David Lewis worked in the Paramount story department and recalled there was resistance to use the story. Then Arzner was looking for a story to star Sylvia Sidney and Lewis passed on the story of her. "She like it enormously and gave it the big push," wrote Lewis. "I think what held it up so long was that it was (for its/day) a frank story about divorce... Dorothy had |taste and talent and used them in making her film."

==Reception==
Mordaunt Hall, film critic for The New York Times, gave the film a mixed review upon its release. Hall believed the film was wildly funny in stretches, and described the acting by the two leads as "excellent", but believed the scenes in which March played intoxicated went nowhere, and that the script was lacking. Jessie Burns of Script criticised the casting of Fredric March in the film, finding him to be unconvincing, though thought that Adrianne Allen showed her "star" quality in her portrayal of an otherwise "artificial" character.

However, despite similar reviews, which often noted that it had been directed by a woman, the film was one of the more financially successful films that year. The August 1932 issue of Photoplay magazine ranked it in Best Pictures of the Month, with the leads receiving Best Actress and Best Actor accolades.
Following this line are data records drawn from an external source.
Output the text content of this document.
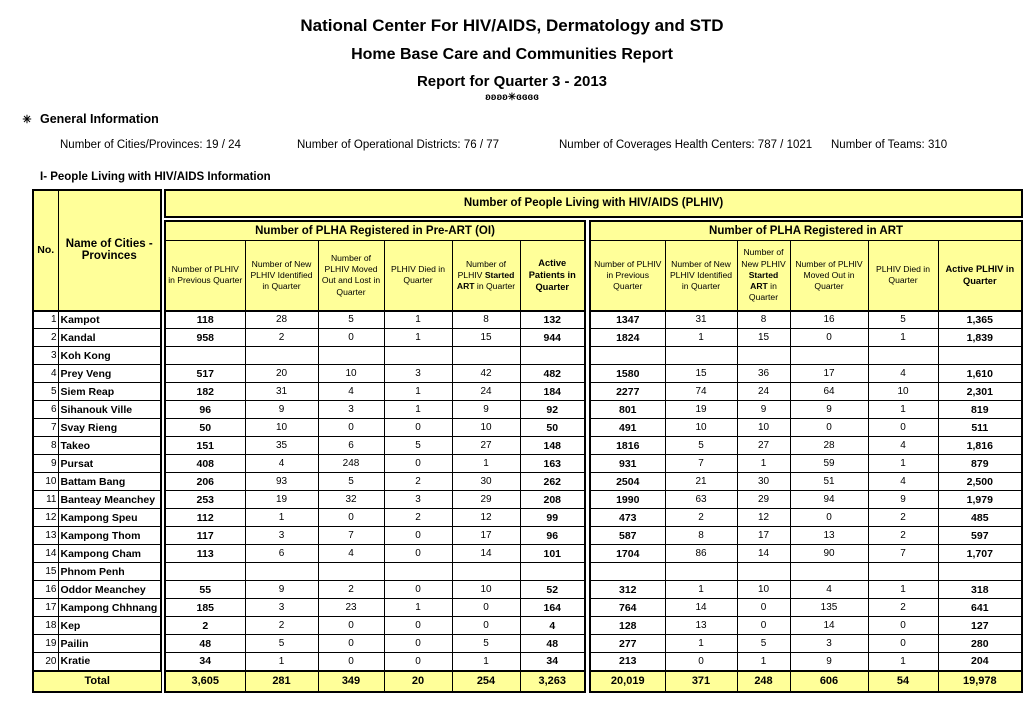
National Center For HIV/AIDS, Dermatology and STD
Home Base Care and Communities Report
Report for Quarter 3 - 2013
ʚʚʚʚ✳ɞɞɞɞ
✳ General Information
Number of Cities/Provinces: 19 / 24	Number of Operational Districts: 76 / 77	Number of Coverages Health Centers: 787 / 1021 Number of Teams: 310
I- People Living with HIV/AIDS Information
No.	Name of Cities - Provinces		Number of People Living with HIV/AIDS (PLHIV)												

			Number of PLHA Registered in Pre-ART (OI)							Number of PLHA Registered in ART					
			Number of PLHIV in Previous Quarter	Number of New PLHIV Identified in Quarter	Number of PLHIV Moved Out and Lost in Quarter	PLHIV Died in Quarter	Number of PLHIV Started ART in Quarter	Active Patients in Quarter		Number of PLHIV in Previous Quarter	Number of New PLHIV Identified in Quarter	Number of New PLHIV Started ART in Quarter	Number of PLHIV Moved Out in Quarter	PLHIV Died in Quarter	Active PLHIV in Quarter
1	Kampot		118	28	5	1	8	132		1347	31	8	16	5	1,365
2	Kandal		958	2	0	1	15	944		1824	1	15	0	1	1,839
3	Koh Kong														
4	Prey Veng		517	20	10	3	42	482		1580	15	36	17	4	1,610
5	Siem Reap		182	31	4	1	24	184		2277	74	24	64	10	2,301
6	Sihanouk Ville		96	9	3	1	9	92		801	19	9	9	1	819
7	Svay Rieng		50	10	0	0	10	50		491	10	10	0	0	511
8	Takeo		151	35	6	5	27	148		1816	5	27	28	4	1,816
9	Pursat		408	4	248	0	1	163		931	7	1	59	1	879
10	Battam Bang		206	93	5	2	30	262		2504	21	30	51	4	2,500
11	Banteay Meanchey		253	19	32	3	29	208		1990	63	29	94	9	1,979
12	Kampong Speu		112	1	0	2	12	99		473	2	12	0	2	485
13	Kampong Thom		117	3	7	0	17	96		587	8	17	13	2	597
14	Kampong Cham		113	6	4	0	14	101		1704	86	14	90	7	1,707
15	Phnom Penh														
16	Oddor Meanchey		55	9	2	0	10	52		312	1	10	4	1	318
17	Kampong Chhnang		185	3	23	1	0	164		764	14	0	135	2	641
18	Kep		2	2	0	0	0	4		128	13	0	14	0	127
19	Pailin		48	5	0	0	5	48		277	1	5	3	0	280
20	Kratie		34	1	0	0	1	34		213	0	1	9	1	204
Total			3,605	281	349	20	254	3,263		20,019	371	248	606	54	19,978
Judith Mayne writes for the Criterion Collection, "Merrily is a damning portrait of the stakes of marriage, in which the woman takes on the burden of loving a man who is too narcissistic and oblivious to pay attention to her. The humor and banter of the film mask the underlying emotional turmoil. Jerry may be the theater person, but Joan’s happiness and devotion are the true performances, attempts to cover up her desperation.... Indeed, one of the key features of Arzner’s work in general is the ironic detachment her films generate from the norms of female behavior, calling attention to how women suffer in the socially sanctioned situations designed to make them flourish."

== Home media ==
The film was released on Blu-Ray by the Criterion Collection in May 2021.